Just reproduced it with latest cheese, fedora 12, pulseaudio 0.9.21. Steps to reproduce: - enable windows and buttons sounds from gnome-volume-control - start cheese - press F11 It happens *every time*.
Could be something similar to the xmlCleanup thing indeed. Might be worth gdb'ing through cheese and setting a breakpoint on pthread_setspecific() as well as pthread_key_delete() to see if something erronously deletes PA's TLS var. Thats how the empathy issue got tracked down.
(In reply to comment #16) > Could be something similar to the xmlCleanup thing indeed. Might be worth > gdb'ing through cheese and setting a breakpoint on pthread_setspecific() as > well as pthread_key_delete() to see if something erronously deletes PA's TLS > var. Thats how the empathy issue got tracked down. BINGO! Breaking on pthread_key_delete was just the right hint! There is indeed an xmlCleanup call that sneaks in when we call rsvg_term() in cheese-countdown.c (cheese_create_surface_from_svg), commenting out that the crash just goes away. Now I just have to understand how the countdown widget works (honestly I never even opened cheese-countdown.c before...) and see if I can get rid of that call. It seems that it creates the surface on style-set and style-set for some reason is emitted when going fullscreen. Thank you for your precious hint.
you probably should just drop the invocation of rsvg_term(). (And of course prepare a patch for librsvg that documents that this function should not be called unless followed immediately by an exit())
Meh google codesearching for rsvg_term() tells me there's another bunch of projects misusing that call the same way as xmlCleanup().
(In reply to comment #18) > you probably should just drop the invocation of rsvg_term(). Removing rsvg_init() and rsvg_term() completely doesn't seem to cause any harm. I wonder if they are really mandatory. I guess I'll move them in main() together with the other _init functions (g_threads_init, gst_init, etc...).

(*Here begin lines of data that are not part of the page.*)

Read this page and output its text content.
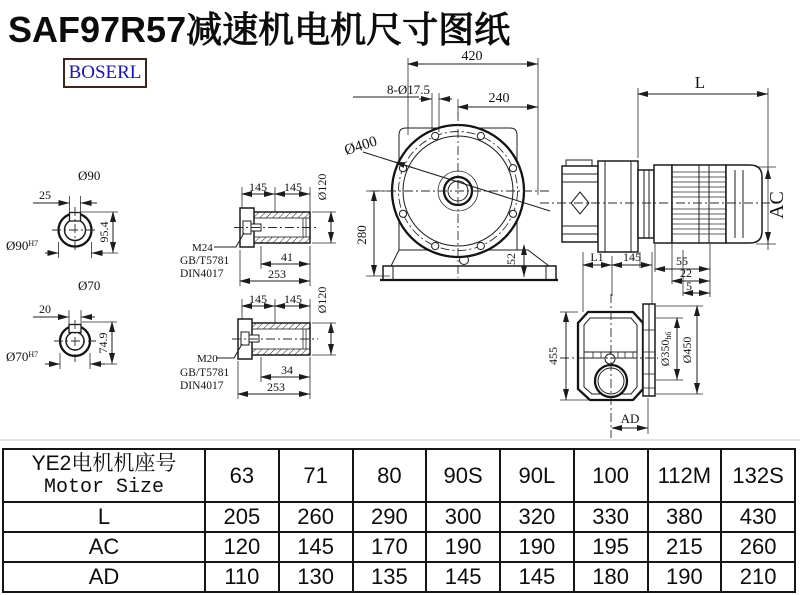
SAF97R57减速机电机尺寸图纸
BOSERL
Ø90
25
95.4
$Ø90^{H7}$
Ø70
20
74.9
$Ø70^{H7}$
145 145 Ø120
M24
GB/T5781
DIN4017
41
253
145 145 Ø120
M20
GB/T5781
DIN4017
34
253
Ø400
420
240
8-Ø17.5
280
52
L
AC
L1 145	55
22
5
455	Ø350h6
Ø450
AD
YE2电机机座号
Motor Size	63	71	80	90S	90L	100	112M	132S
L	205	260	290	300	320	330	380	430
AC	120	145	170	190	190	195	215	260
AD	110	130	135	145	145	180	190	210
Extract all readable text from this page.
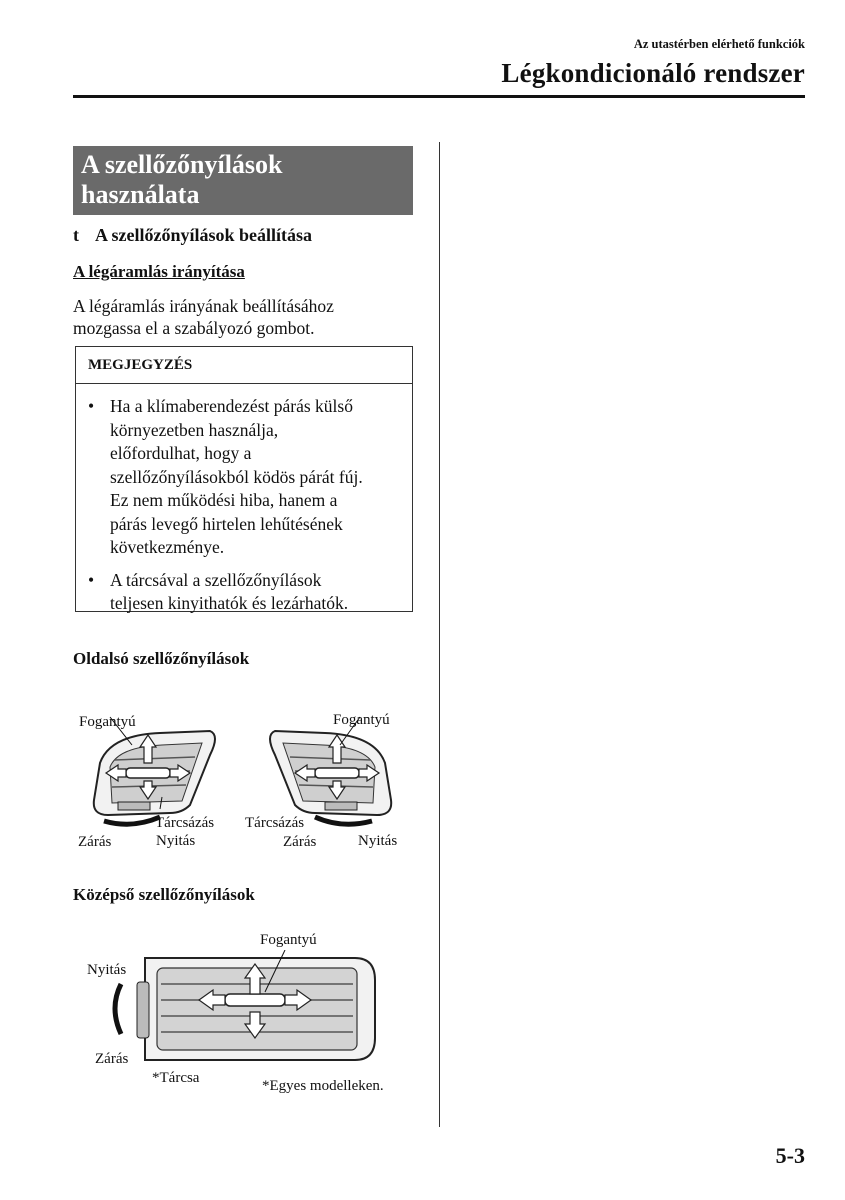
Az utastérben elérhető funkciók
Légkondicionáló rendszer
A szellőzőnyílások
használata
t A szellőzőnyílások beállítása
A légáramlás irányítása
A légáramlás irányának beállításához
mozgassa el a szabályozó gombot.
MEGJEGYZÉS
• Ha a klímaberendezést párás külső
környezetben használja,
előfordulhat, hogy a
szellőzőnyílásokból ködös párát fúj.
Ez nem működési hiba, hanem a
párás levegő hirtelen lehűtésének
következménye.
• A tárcsával a szellőzőnyílások
teljesen kinyithatók és lezárhatók.
Oldalsó szellőzőnyílások
Fogantyú
Tárcsázás
Zárás	Nyitás
Fogantyú
Tárcsázás
Zárás	Nyitás
Középső szellőzőnyílások
Fogantyú
Nyitás
Zárás
*Tárcsa	*Egyes modelleken.
5-3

Created attachment 156945 [details] [review] countdown: move rsvg_init and rsvg_term into main Initialize rsvg at startup and clean it up at exit. rsvg_term is particularly subtle as it calls xmlCleanupParser() triggering nasty crashes (e.g. with PulseAudio) with multithread applications. See http://0pointer.de/blog/projects/beware-of-rsvg-term.html for more info. Rsvg loading seems to work even without these functions so I'm not sure it's worth to keep them.
Filippo, this needs to go in before 2.30.0. I requested a freeze break for it.
(In reply to comment #22) > Filippo, this needs to go in before 2.30.0. > > I requested a freeze break for it. Sure, I already requested a freeze break this morning ;) And also obtained approval. Will commit after lunch probably.
Attachment 156945 [details] pushed as f3d79dd - countdown: move rsvg_init and rsvg_term into main
This crash was reported by several people in Fedora 12. I (perhaps wrongly) blamed it on librsvg2 for calling xmlCleanupParser(): https://bugzilla.redhat.com/show_bug.cgi?id=542277#c5
(In reply to comment #25) > This crash was reported by several people in Fedora 12. I (perhaps wrongly) > blamed it on librsvg2 for calling xmlCleanupParser(): > https://bugzilla.redhat.com/show_bug.cgi?id=542277#c5 I guess it's legitimate for rsvg_term to call xmlCleanupParser, they should just put a big warning in the docs. I opened a bug for this, bug 614157, not sure if it is actively maintained though.